Fluctuations du marché

Les travailleurs des mines savent bien que les villes champignons où ils habitent ont été construites pour la plupart par les entreprises minières et que leur durée de vie est intimement liée aux matières premières dont regorgent le sous-sol à proximité. Certaines villes ont décimées où sont devenues des localités fantômes aussitôt que le prix des métaux a chuté notamment Murdochville, Gagnonville et Schefferville. Les compagnies qui exploitent ces ressources savent que la durée de vie d’un gisement est limitée et n’hésiteront pas à fermer des villes sans égards à leurs habitants lorsqu’elles jugeront que leur chiffre d’affaires n’est plus assez rentable et voilà pourquoi les travailleurs devraient pouvoir obtenir un salaire alléchant afin de les inciter à venir s’y établir.

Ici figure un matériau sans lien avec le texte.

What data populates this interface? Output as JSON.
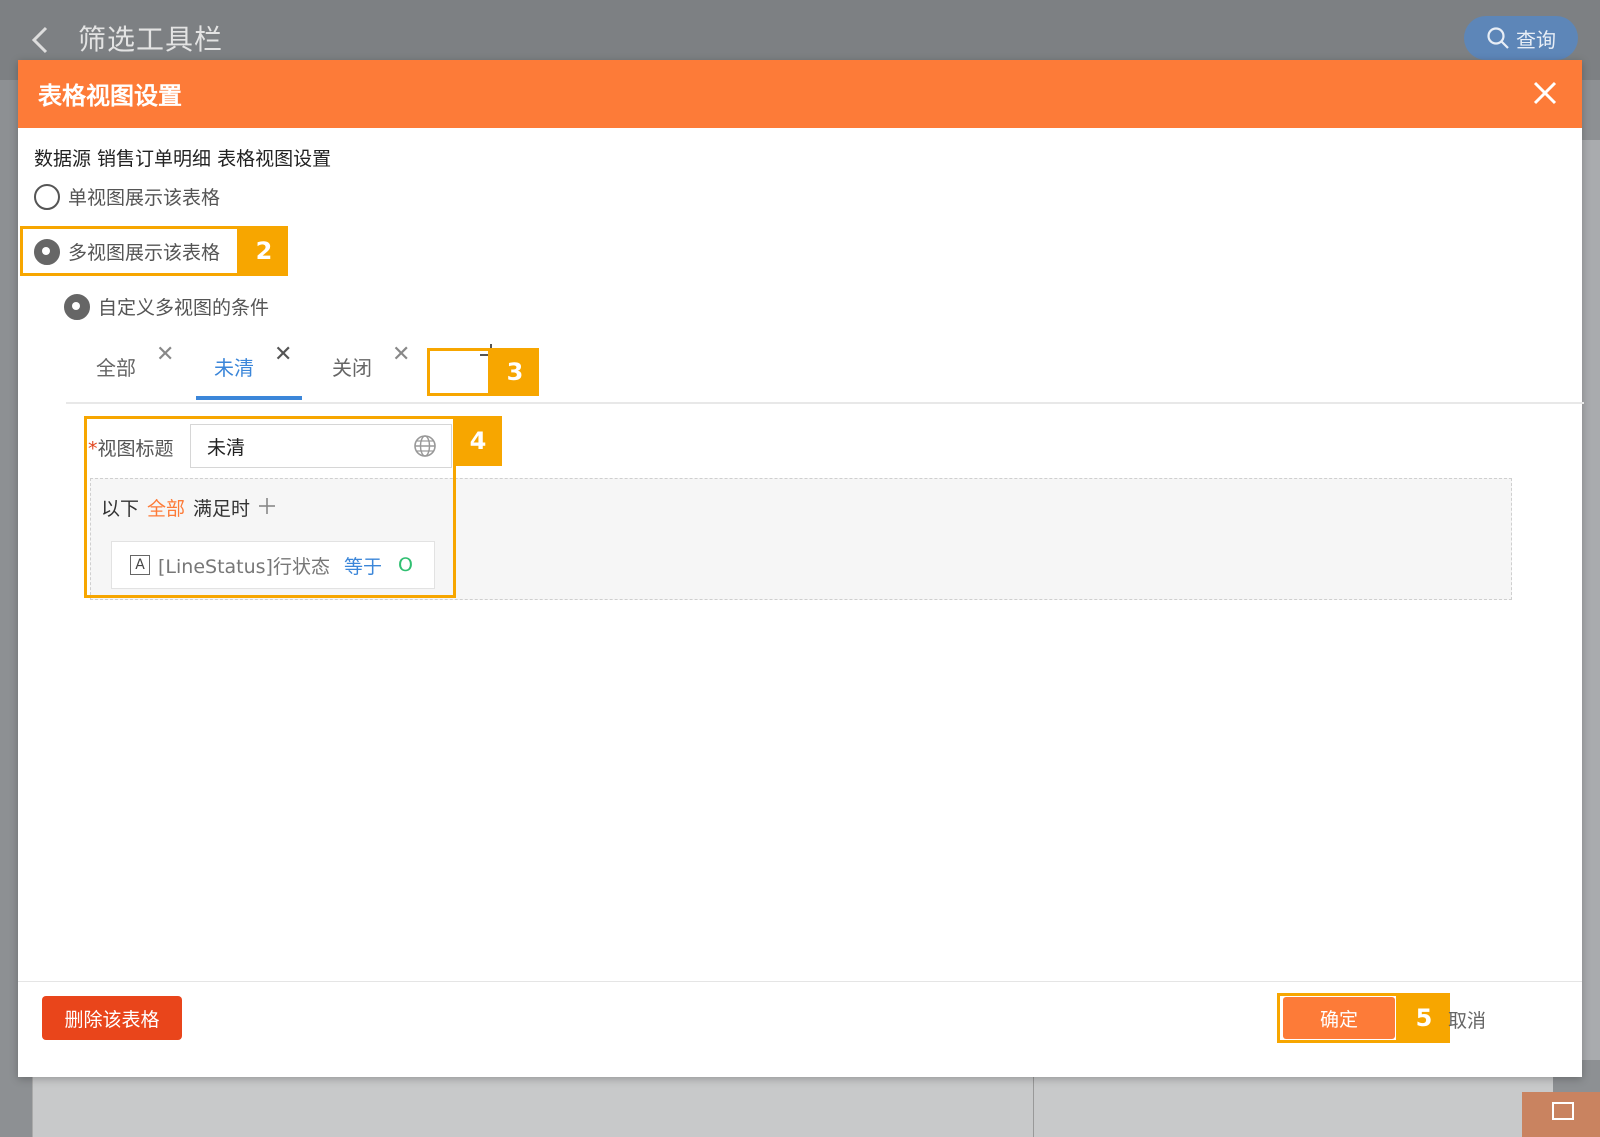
{
  "background": {
    "back_icon": "chevron-left-icon",
    "title": "筛选工具栏",
    "search_label": "查询"
  },
  "modal": {
    "title": "表格视图设置",
    "datasource_label": "数据源 销售订单明细 表格视图设置",
    "radio_single": "单视图展示该表格",
    "radio_multi": "多视图展示该表格",
    "radio_custom": "自定义多视图的条件",
    "tabs": [
      {
        "label": "全部",
        "active": false
      },
      {
        "label": "未清",
        "active": true
      },
      {
        "label": "关闭",
        "active": false
      }
    ],
    "view_title_label": "视图标题",
    "required_mark": "*",
    "view_title_value": "未清",
    "condition": {
      "prefix": "以下",
      "scope": "全部",
      "suffix": "满足时",
      "icon_letter": "A",
      "field": "[LineStatus]行状态",
      "operator": "等于",
      "value": "O"
    },
    "delete_button": "删除该表格",
    "ok_button": "确定",
    "cancel_button": "取消"
  },
  "annotations": {
    "step2": "2",
    "step3": "3",
    "step4": "4",
    "step5": "5"
  },
  "colors": {
    "accent_orange": "#fd7b38",
    "highlight": "#f7a600",
    "active_blue": "#3b86d9",
    "danger": "#e9451b"
  }
}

La tendance actuelle semble être de construire des camps miniers plutôt que des municipalités organisées et de transporter les travailleurs par avion en vols nolisés, ce qui est moins attrayant pour ceux qui souhaitent fonder une famille où avoir une vie sociale normale.

L’époque des coureurs des bois et des grands constructeurs est révolue et la relève n’est pas toujours prête à faire le sacrifice de vivre dans de telles conditions.